The Best 5 Invader Jokes

Following is our collection of funny Invader jokes. There are some invader lye jokes no one knows (to tell your friends) and to make you laugh out loud.

Take your time to read those puns and riddles where you ask a question with answers, or where the setup is the punchline. We hope you will find these invader anton puns funny enough to tell and make people laugh.
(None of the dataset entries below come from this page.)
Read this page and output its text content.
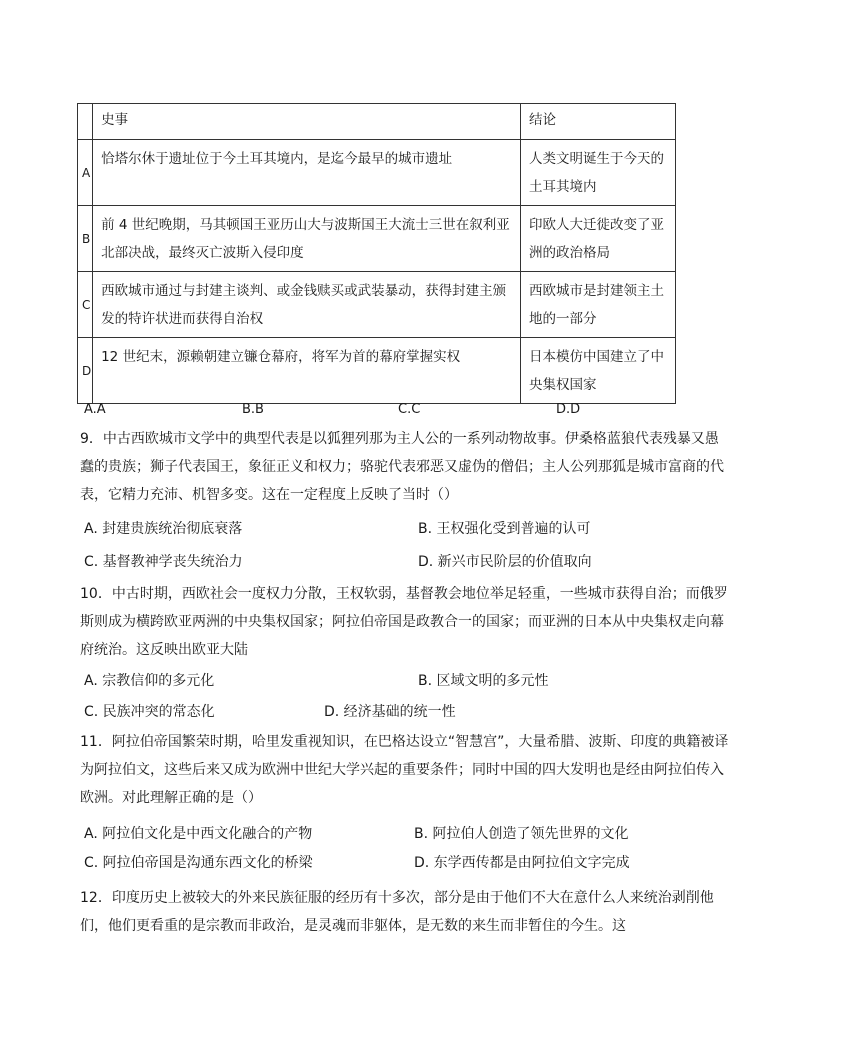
	史事	结论
A	恰塔尔休于遗址位于今土耳其境内，是迄今最早的城市遗址	人类文明诞生于今天的土耳其境内
B	前 4 世纪晚期，马其顿国王亚历山大与波斯国王大流士三世在叙利亚北部决战，最终灭亡波斯入侵印度	印欧人大迁徙改变了亚洲的政治格局
C	西欧城市通过与封建主谈判、或金钱赎买或武装暴动，获得封建主颁发的特许状进而获得自治权	西欧城市是封建领主土地的一部分
D	12 世纪末，源赖朝建立镰仓幕府，将军为首的幕府掌握实权	日本模仿中国建立了中央集权国家
A.A	B.B	C.C	D.D
9．中古西欧城市文学中的典型代表是以狐狸列那为主人公的一系列动物故事。伊桑格蓝狼代表残暴又愚蠢的贵族；狮子代表国王，象征正义和权力；骆驼代表邪恶又虚伪的僧侣；主人公列那狐是城市富商的代表，它精力充沛、机智多变。这在一定程度上反映了当时（）
A. 封建贵族统治彻底衰落	B. 王权强化受到普遍的认可
C. 基督教神学丧失统治力	D. 新兴市民阶层的价值取向
10．中古时期，西欧社会一度权力分散，王权软弱，基督教会地位举足轻重，一些城市获得自治；而俄罗斯则成为横跨欧亚两洲的中央集权国家；阿拉伯帝国是政教合一的国家；而亚洲的日本从中央集权走向幕府统治。这反映出欧亚大陆
A. 宗教信仰的多元化	B. 区域文明的多元性
C. 民族冲突的常态化	D. 经济基础的统一性
11．阿拉伯帝国繁荣时期，哈里发重视知识，在巴格达设立“智慧宫”，大量希腊、波斯、印度的典籍被译为阿拉伯文，这些后来又成为欧洲中世纪大学兴起的重要条件；同时中国的四大发明也是经由阿拉伯传入欧洲。对此理解正确的是（）
A. 阿拉伯文化是中西文化融合的产物	B. 阿拉伯人创造了领先世界的文化
C. 阿拉伯帝国是沟通东西文化的桥梁	D. 东学西传都是由阿拉伯文字完成
12．印度历史上被较大的外来民族征服的经历有十多次，部分是由于他们不大在意什么人来统治剥削他们，他们更看重的是宗教而非政治，是灵魂而非躯体，是无数的来生而非暂住的今生。这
Top 10 of the Funniest Invader Jokes and Puns

home invader

A home invader breaks into a house and finds a couple in the bedroom and holds them at gunpoint.
The owner points to the woman and says, "You have to let her go right now.
You can have all the money and jewelry in the house, you can have my credit card and car keys.
You can even shoot me but you have to let her go right now." The gunman says,
"You must really love your wife."

"Yes and she will be home in 20 minutes."
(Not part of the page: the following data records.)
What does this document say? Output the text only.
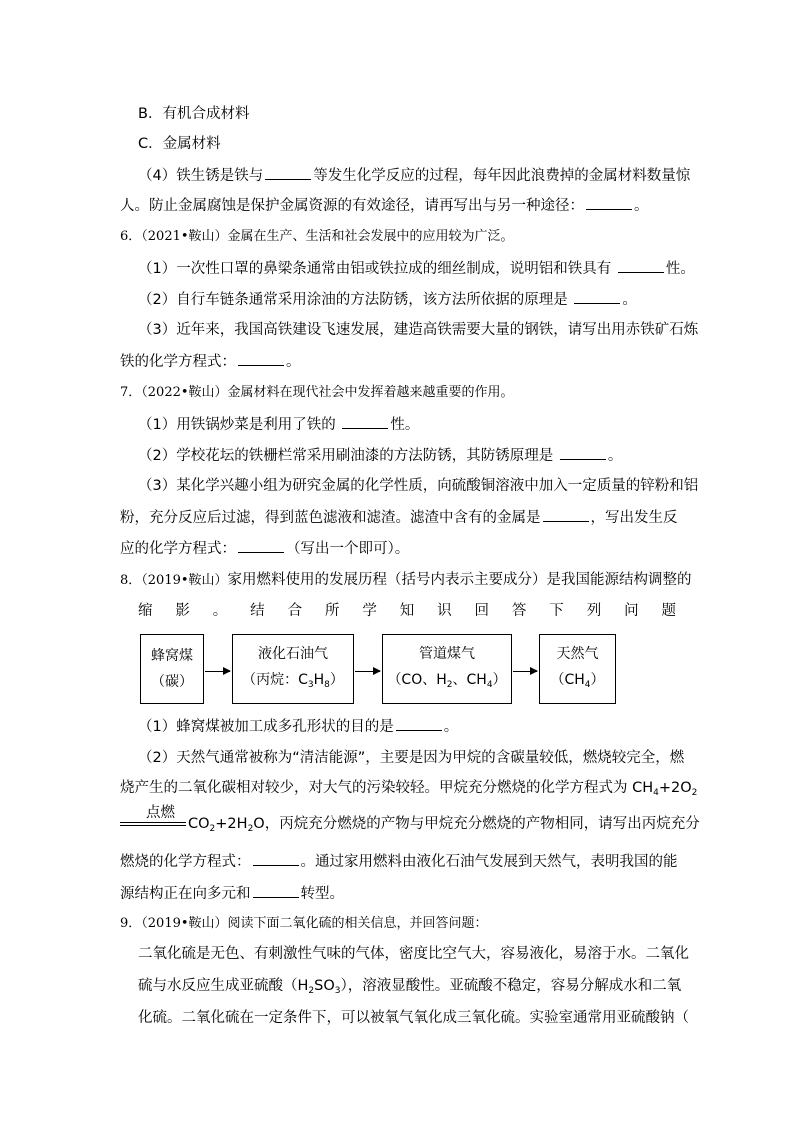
B．有机合成材料
C．金属材料
（4）铁生锈是铁与	等发生化学反应的过程，每年因此浪费掉的金属材料数量惊
人。防止金属腐蚀是保护金属资源的有效途径，请再写出与另一种途径：	。
6．（2021•鞍山）金属在生产、生活和社会发展中的应用较为广泛。
（1）一次性口罩的鼻梁条通常由铝或铁拉成的细丝制成，说明铝和铁具有	性。
（2）自行车链条通常采用涂油的方法防锈，该方法所依据的原理是	。
（3）近年来，我国高铁建设飞速发展，建造高铁需要大量的钢铁，请写出用赤铁矿石炼
铁的化学方程式：	。
7．（2022•鞍山）金属材料在现代社会中发挥着越来越重要的作用。
（1）用铁锅炒菜是利用了铁的	性。
（2）学校花坛的铁栅栏常采用刷油漆的方法防锈，其防锈原理是	。
（3）某化学兴趣小组为研究金属的化学性质，向硫酸铜溶液中加入一定质量的锌粉和铝
粉，充分反应后过滤，得到蓝色滤液和滤渣。滤渣中含有的金属是	，写出发生反
应的化学方程式：	（写出一个即可）。
8．（2019•鞍山）家用燃料使用的发展历程（括号内表示主要成分）是我国能源结构调整的
缩 影 。 结 合 所 学 知 识 回 答 下 列 问 题
蜂窝煤
（碳）
液化石油气
（丙烷：$C_3H_8$）
管道煤气
（CO、$H_2$、$CH_4$）
天然气
$(CH_4)$
（1）蜂窝煤被加工成多孔形状的目的是	。
（2）天然气通常被称为“清洁能源”，主要是因为甲烷的含碳量较低，燃烧较完全，燃
烧产生的二氧化碳相对较少，对大气的污染较轻。甲烷充分燃烧的化学方程式为 $CH_4+2O_2$
点燃
$CO_2+2H_2O$，丙烷充分燃烧的产物与甲烷充分燃烧的产物相同，请写出丙烷充分
燃烧的化学方程式：	。通过家用燃料由液化石油气发展到天然气，表明我国的能
源结构正在向多元和	转型。
9．（2019•鞍山）阅读下面二氧化硫的相关信息，并回答问题：
二氧化硫是无色、有刺激性气味的气体，密度比空气大，容易液化，易溶于水。二氧化
硫与水反应生成亚硫酸$(H_2SO_3)$，溶液显酸性。亚硫酸不稳定，容易分解成水和二氧
化硫。二氧化硫在一定条件下，可以被氧气氧化成三氧化硫。实验室通常用亚硫酸钠（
Would you say Kevin Spacey was a Trekkie?

Or more a Space Invader?

What did Invader Zim say to the bottle of Sodium Hydroxide that had "Bleach" written on it?
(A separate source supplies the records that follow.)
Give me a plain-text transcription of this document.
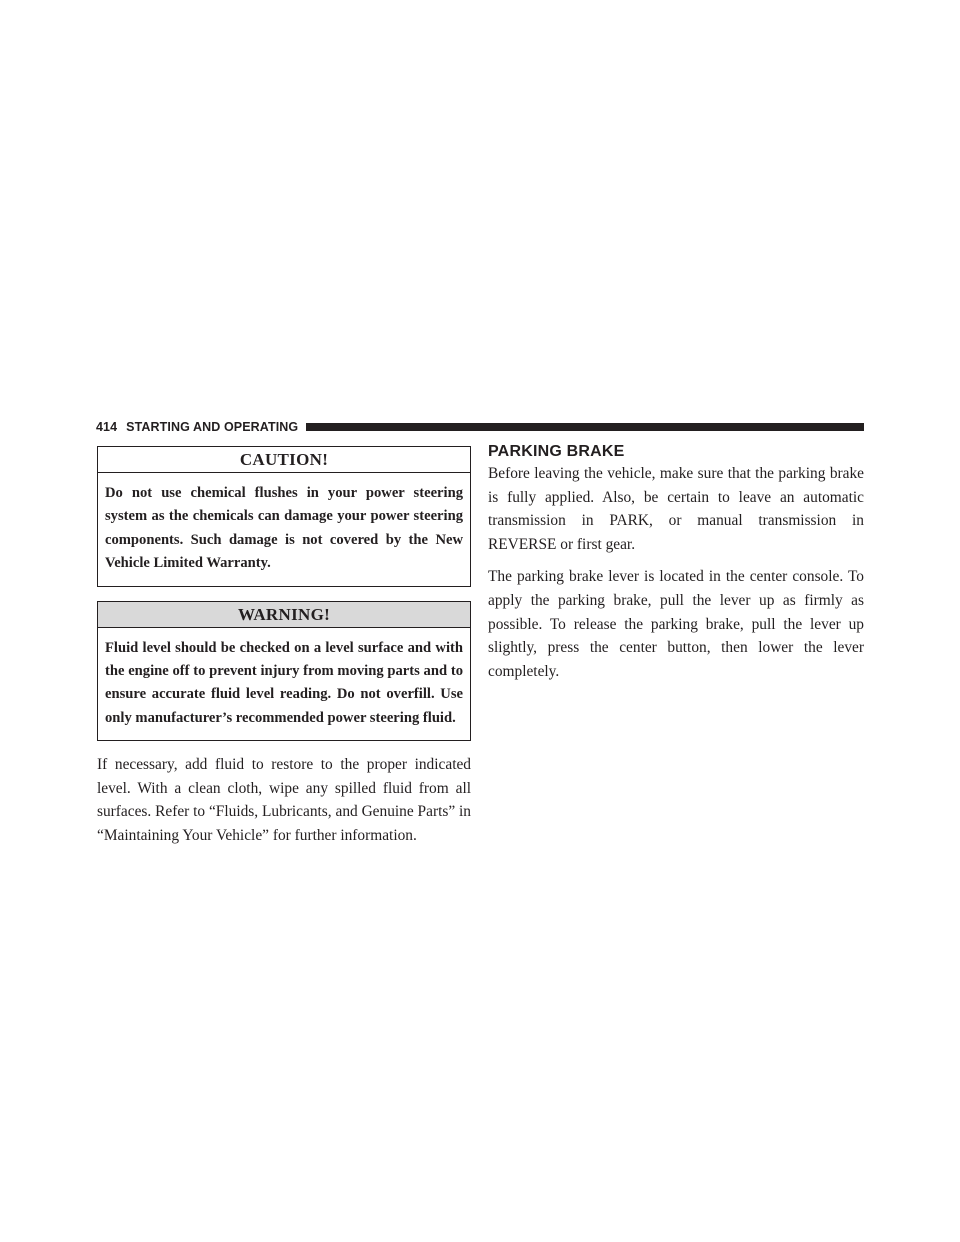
414 STARTING AND OPERATING
CAUTION!
Do not use chemical flushes in your power steering system as the chemicals can damage your power steering components. Such damage is not covered by the New Vehicle Limited Warranty.
WARNING!
Fluid level should be checked on a level surface and with the engine off to prevent injury from moving parts and to ensure accurate fluid level reading. Do not overfill. Use only manufacturer’s recommended power steering fluid.

If necessary, add fluid to restore to the proper indicated level. With a clean cloth, wipe any spilled fluid from all surfaces. Refer to “Fluids, Lubricants, and Genuine Parts” in “Maintaining Your Vehicle” for further information.

PARKING BRAKE

Before leaving the vehicle, make sure that the parking brake is fully applied. Also, be certain to leave an automatic transmission in PARK, or manual transmission in REVERSE or first gear.

The parking brake lever is located in the center console. To apply the parking brake, pull the lever up as firmly as possible. To release the parking brake, pull the lever up slightly, press the center button, then lower the lever completely.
No, You Lye. YOU LYYYYYYYYYYYE!!!

What do you call someone who tops Darth Vader during sex?

An Invader.

What did the invader say when he got to northern Canada?

I'll have Nunavut.


Just think that there are jokes based on truth that can bring down governments, or jokes which make girl laugh. Many of the invader lobotomy jokes and puns are jokes supposed to be funny, but some can be offensive. When jokes go too far, are mean or racist, we try to silence them and it will be great if you give us feedback every time when a joke become bullying and inappropriate.

We suggest to use only working invader parroty piadas for adults and blagues for friends. Some of the dirty witze and dark jokes are funny, but use them with caution in real life. Try to remember funny jokes you've never heard to tell your friends and will make you laugh.